Every year the Office of Inspector General (“OIG”) releases its work plan for the following year, in which it outlines new and current initiatives for investigating and auditing programs under the umbrella of the Department of Health and Human Services. On October 31, 2014, the OIG released its Work Plan for Fiscal Year 2015 (“Work Plan”), outlining 19 new initiatives and carrying over many initiatives from previous work plans. Now that 2015 has begun, hospitals should expect the OIG to begin implementing some of the initiatives discussed in the Work Plan, especially considering the OIG’s touting of the nearly $834.7 million in audit receivables and approximately $4.1 billion in investigative receivables recovered in 2014.

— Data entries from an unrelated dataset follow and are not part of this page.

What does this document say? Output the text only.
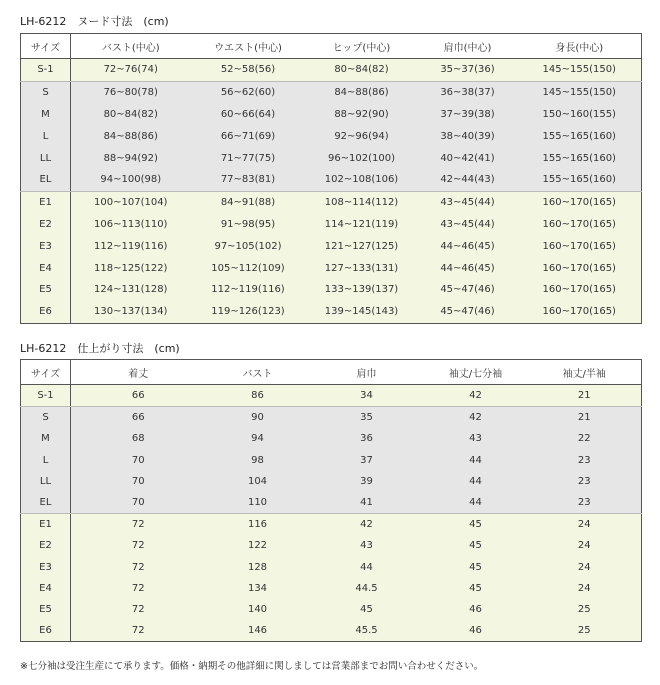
LH-6212　ヌード寸法　(cm)
サイズ	バスト(中心)	ウエスト(中心)	ヒップ(中心)	肩巾(中心)	身長(中心)
S-1	72~76(74)	52~58(56)	80~84(82)	35~37(36)	145~155(150)
S	76~80(78)	56~62(60)	84~88(86)	36~38(37)	145~155(150)
M	80~84(82)	60~66(64)	88~92(90)	37~39(38)	150~160(155)
L	84~88(86)	66~71(69)	92~96(94)	38~40(39)	155~165(160)
LL	88~94(92)	71~77(75)	96~102(100)	40~42(41)	155~165(160)
EL	94~100(98)	77~83(81)	102~108(106)	42~44(43)	155~165(160)
E1	100~107(104)	84~91(88)	108~114(112)	43~45(44)	160~170(165)
E2	106~113(110)	91~98(95)	114~121(119)	43~45(44)	160~170(165)
E3	112~119(116)	97~105(102)	121~127(125)	44~46(45)	160~170(165)
E4	118~125(122)	105~112(109)	127~133(131)	44~46(45)	160~170(165)
E5	124~131(128)	112~119(116)	133~139(137)	45~47(46)	160~170(165)
E6	130~137(134)	119~126(123)	139~145(143)	45~47(46)	160~170(165)
LH-6212　仕上がり寸法　(cm)
サイズ	着丈	バスト	肩巾	袖丈/七分袖	袖丈/半袖
S-1	66	86	34	42	21
S	66	90	35	42	21
M	68	94	36	43	22
L	70	98	37	44	23
LL	70	104	39	44	23
EL	70	110	41	44	23
E1	72	116	42	45	24
E2	72	122	43	45	24
E3	72	128	44	45	24
E4	72	134	44.5	45	24
E5	72	140	45	46	25
E6	72	146	45.5	46	25
※七分袖は受注生産にて承ります。価格・納期その他詳細に関しましては営業部までお問い合わせください。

Of the 19 new initiatives identified in the Work Plan, 2 deal directly with hospital quality of care and billing issues. The first is that the OIG will review hospital controls over the reporting of wages used to calculate wage indexes for Medicare payments. According to the OIG, its previous review of the wage index revealed hundreds of millions of dollars in incorrectly reported wage data. The second is that the OIG plans to estimate the number of adverse events occurring in long-term-care hospitals, which represent the third most common type of post-acute care facility after skilled nursing facilities and inpatient rehabilitation facilities.

One of the most notable initiatives that carried over from the 2014 Work Plan is the OIG’s review of the two-midnight rule’s effect on hospital billing, Medicare payments, and beneficiary copayments. As hospitals already know, the two-midnight rule requires that beneficiaries be admitted as outpatients if their expected length of stay does not exceed two midnights. Many hospitals have expected this rule, which was implemented in March of 2014, to decrease the amount of inpatient admissions and thus decrease the amount of Medicare payments—the opposite effect forecasted by the Centers for Medicare and Medicaid Services. The issuance of the OIG’s review of the two-midnight rule is not expected until 2016, and should include a discussion of how billing varied among hospitals in 2014.

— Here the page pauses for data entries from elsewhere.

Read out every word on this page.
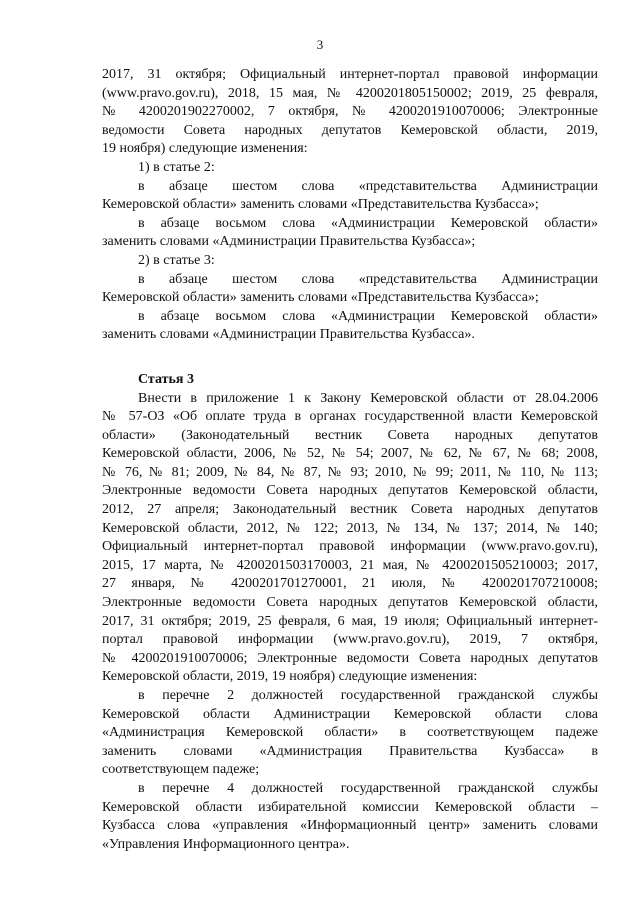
3
2017, 31 октября; Официальный интернет-портал правовой информации
(www.pravo.gov.ru), 2018, 15 мая, № 4200201805150002; 2019, 25 февраля,
№ 4200201902270002, 7 октября, № 4200201910070006; Электронные
ведомости Совета народных депутатов Кемеровской области, 2019,
19 ноября) следующие изменения:
1) в статье 2:
в абзаце шестом слова «представительства Администрации
Кемеровской области» заменить словами «Представительства Кузбасса»;
в абзаце восьмом слова «Администрации Кемеровской области»
заменить словами «Администрации Правительства Кузбасса»;
2) в статье 3:
в абзаце шестом слова «представительства Администрации
Кемеровской области» заменить словами «Представительства Кузбасса»;
в абзаце восьмом слова «Администрации Кемеровской области»
заменить словами «Администрации Правительства Кузбасса».
Статья 3
Внести в приложение 1 к Закону Кемеровской области от 28.04.2006
№ 57-ОЗ «Об оплате труда в органах государственной власти Кемеровской
области» (Законодательный вестник Совета народных депутатов
Кемеровской области, 2006, № 52, № 54; 2007, № 62, № 67, № 68; 2008,
№ 76, № 81; 2009, № 84, № 87, № 93; 2010, № 99; 2011, № 110, № 113;
Электронные ведомости Совета народных депутатов Кемеровской области,
2012, 27 апреля; Законодательный вестник Совета народных депутатов
Кемеровской области, 2012, № 122; 2013, № 134, № 137; 2014, № 140;
Официальный интернет-портал правовой информации (www.pravo.gov.ru),
2015, 17 марта, № 4200201503170003, 21 мая, № 4200201505210003; 2017,
27 января, № 4200201701270001, 21 июля, № 4200201707210008;
Электронные ведомости Совета народных депутатов Кемеровской области,
2017, 31 октября; 2019, 25 февраля, 6 мая, 19 июля; Официальный интернет-
портал правовой информации (www.pravo.gov.ru), 2019, 7 октября,
№ 4200201910070006; Электронные ведомости Совета народных депутатов
Кемеровской области, 2019, 19 ноября) следующие изменения:
в перечне 2 должностей государственной гражданской службы
Кемеровской области Администрации Кемеровской области слова
«Администрация Кемеровской области» в соответствующем падеже
заменить словами «Администрация Правительства Кузбасса» в
соответствующем падеже;
в перечне 4 должностей государственной гражданской службы
Кемеровской области избирательной комиссии Кемеровской области –
Кузбасса слова «управления «Информационный центр» заменить словами
«Управления Информационного центра».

Some of the other notable initiatives that carried over from previous work plans include, but are not limited to, the following:

  • Medicare costs associated with defective medical devices: The OIG will identify the costs resulting from additional use of medical services associated with defective medical devices and determine the effect on the Medicare Trust Fund.
  • Analysis of salaries included in hospital cost reports: Employee compensation may be included in allowable provider costs, but only to the extent that it represents reasonable remuneration for managerial, administrative, professional, and other services related to the operation of the facility and furnished in connection with patient care.
  • Payment policy for swing-bed services in critical access hospitals: Swing beds are inpatient beds that can be used interchangeably for either acute care or skilled nursing services. Critical access hospitals may receive reimbursement equal to 101% of the reasonable cost of services and may have up to 25 inpatient beds that can be used for acute care or swing-bed services. The law does not establish limitations on the length of stay for swing beds, but the OIG plans to compare reimbursement for swing-bed services at critical access hospitals to the same level of care obtained at traditional skilled nursing facilities to determine whether Medicare could achieve cost savings through a more cost effective payment methodology.
  • Outpatient evaluation and management services billed at the new-patient rate: A preliminary review of Medicare outpatient payments made to hospitals for evaluation and management services for clinic visits billed at the new-patient rate identified overpayments due to hospitals using new-patient codes for established patients (According to federal regulations, an “established patient” is one that has been registered as an inpatient or outpatient at the hospital within the previous 3 years).
  • Nationwide review of cardiac catheterizations and endomyocardial biopsies: Previous OIG reviews have identified inappropriate payments in which hospitals double billed right heart catheterizations (Hospitals first would include the heart cath within their bill for endomyocardial biopsies, and second would then include the same heart cath within a separate bill for the heart cath itself).
  • Inpatient rehabilitation facilities (“IRFs”) – Adverse events: IRF care provided 11% of post-acute facility care and accounted for $7 billion in Medicare expenditures in 2011. The OIG will estimate the national rate of adverse and temporary harm events for Medicare beneficiaries receiving IRF care.

Hospitals should be aware of the OIG’s upcoming initiatives and take proactive steps to stay ahead of the OIG so to avoid overpayment liability and fraud investigations.